Yes, sounds good. cito for (GCIS) URIs but not for literals.
Brian
+1. Note that on: http://data.globalchange.gov/report/nca3/chapter/water-resources/figure/projected-changes-in-water-withdrawals.thtml
"cito:cites" is invoked twice. I ran a SPARQL query to investigate the use of cito:cites and it came up with many URIs for webpages with this double invocation. Is there a way to limit the SPARQL query to the upper portion of the turtle, i.e. through "a gcis:Figure ." ? I'd like to quantify the amount of times that a literal is called for the first triple using "cito:cites" rather than the second, since the second will always call a URI - see line 20 of https://github.com/USGCRP/gcis/blob/master/lib/Tuba/files/templates/prov.ttl.tut .
I retract that. Line 14 of https://github.com/USGCRP/gcis/blob/master/lib/Tuba/files/templates/figure/object.ttl.tut: which is: cito:cites "<%= no_tbibs($figure->source_citation) %>"^^xsd:string;
is the problematic use of cito:cites.
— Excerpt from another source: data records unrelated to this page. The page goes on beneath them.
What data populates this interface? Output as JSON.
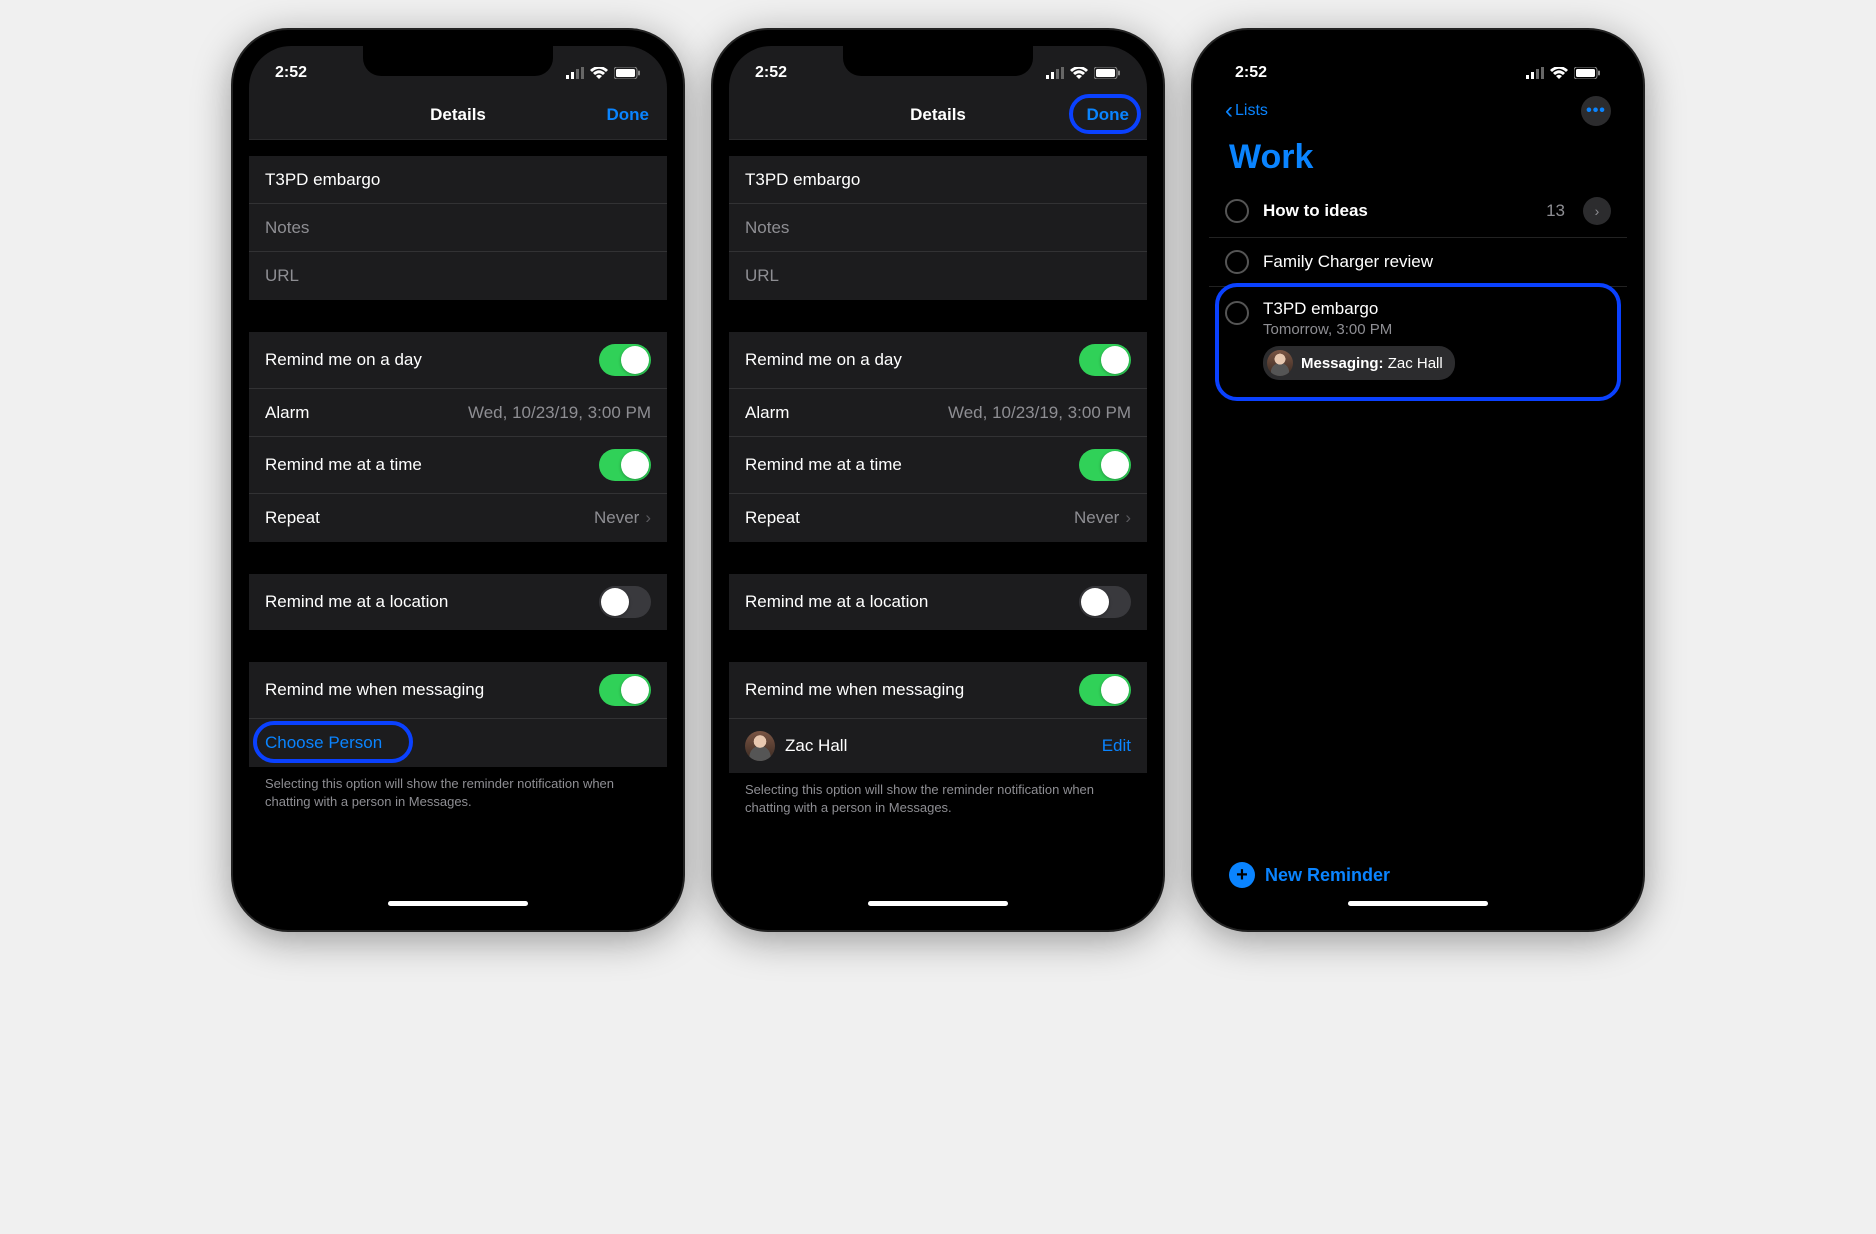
{
  "status": {
    "time": "2:52"
  },
  "details": {
    "title": "Details",
    "done": "Done",
    "reminder_title": "T3PD embargo",
    "notes_placeholder": "Notes",
    "url_placeholder": "URL",
    "remind_day_label": "Remind me on a day",
    "alarm_label": "Alarm",
    "alarm_value": "Wed, 10/23/19, 3:00 PM",
    "remind_time_label": "Remind me at a time",
    "repeat_label": "Repeat",
    "repeat_value": "Never",
    "remind_location_label": "Remind me at a location",
    "remind_messaging_label": "Remind me when messaging",
    "choose_person": "Choose Person",
    "person_name": "Zac Hall",
    "edit": "Edit",
    "footer": "Selecting this option will show the reminder notification when chatting with a person in Messages."
  },
  "list": {
    "back": "Lists",
    "title": "Work",
    "items": [
      {
        "title": "How to ideas",
        "bold": true,
        "count": "13",
        "disclosure": true
      },
      {
        "title": "Family Charger review"
      },
      {
        "title": "T3PD embargo",
        "subtitle": "Tomorrow, 3:00 PM",
        "messaging_label": "Messaging:",
        "messaging_person": "Zac Hall"
      }
    ],
    "new_reminder": "New Reminder"
  }
}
The second use of cito:cites, line 20 of https://github.com/USGCRP/gcis/blob/master/lib/Tuba/files/templates/prov.ttl.tut will always call a URI.
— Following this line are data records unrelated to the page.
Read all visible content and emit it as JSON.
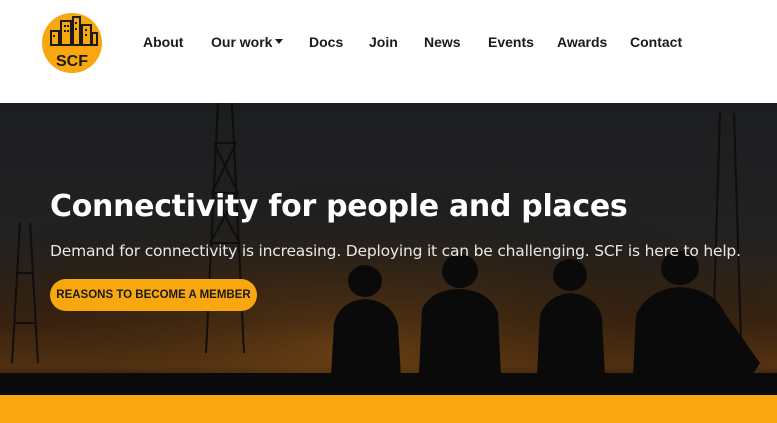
{
  "brand": {
    "logo_text": "SCF",
    "logo_color": "#f9a70f"
  },
  "nav": {
    "items": [
      {
        "label": "About"
      },
      {
        "label": "Our work",
        "has_dropdown": true
      },
      {
        "label": "Docs"
      },
      {
        "label": "Join"
      },
      {
        "label": "News"
      },
      {
        "label": "Events"
      },
      {
        "label": "Awards"
      },
      {
        "label": "Contact"
      }
    ]
  },
  "hero": {
    "title": "Connectivity for people and places",
    "subtitle": "Demand for connectivity is increasing. Deploying it can be challenging. SCF is here to help.",
    "cta_label": "REASONS TO BECOME A MEMBER",
    "accent_color": "#f9a70f"
  }
}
In short, we'll need to use a different object for the first of the two triples using cito:cites, but maintain its use in the second. Looping, etc. which I suggested earlier is unnecessary. Sorry that this just came to me now.
I meant "predicate." Apologies for any confusion.
Let's go with something along the lines of a property not named "cito:cites" for literals. I wouldn't call it a gcis:recommendedCitation but maybe something like gcis:sourceAttribution.
Seeing no objection, please feel free to make the aforementioned changes, @zednis @xgmachina.
Would dcterms:source
http://dublincore.org/documents/2012/06/14/dcmi-terms/?v=terms#terms-source work for case 2? @zednis if that won't work, please create a new predicate for the "Group 2" instances mentioned above. We'll then close #81.
@justgo129 dcterms:source
is intended to be used with non-literal values.
http://wiki.dublincore.org/index.php/User_Guide/Publishing_Metadata#dcterms:source
It also is intended to represent a derivation relationship between two resources.
Definition: A related resource from which the described resource is derived. Comment: The described resource may be derived from the related resource in whole or in part. Recommended best practice is to identify the related resource by means of a string conforming to a formal identification system.
I do not think it make sense to use dcterms:source
for case 2 - for when we want to use a literal value to provide a description to the user on how we would like the current resource to be cited.
I will create a pull request adding the gcis:suggestedCitation
literal property.
Resolved #81 through merged #156.
We may not be using http://purl.org/spar/cito/cites (cito:cites) correctly , e.g. https://data.globalchange.gov/report/nca3/chapter/our-changing-climate/figure/projected-change-in-average-annual-precipitation.thtml Specifically its use in the phrase “When citing this figure, please reference NOAA NCDC / CICS-NC.”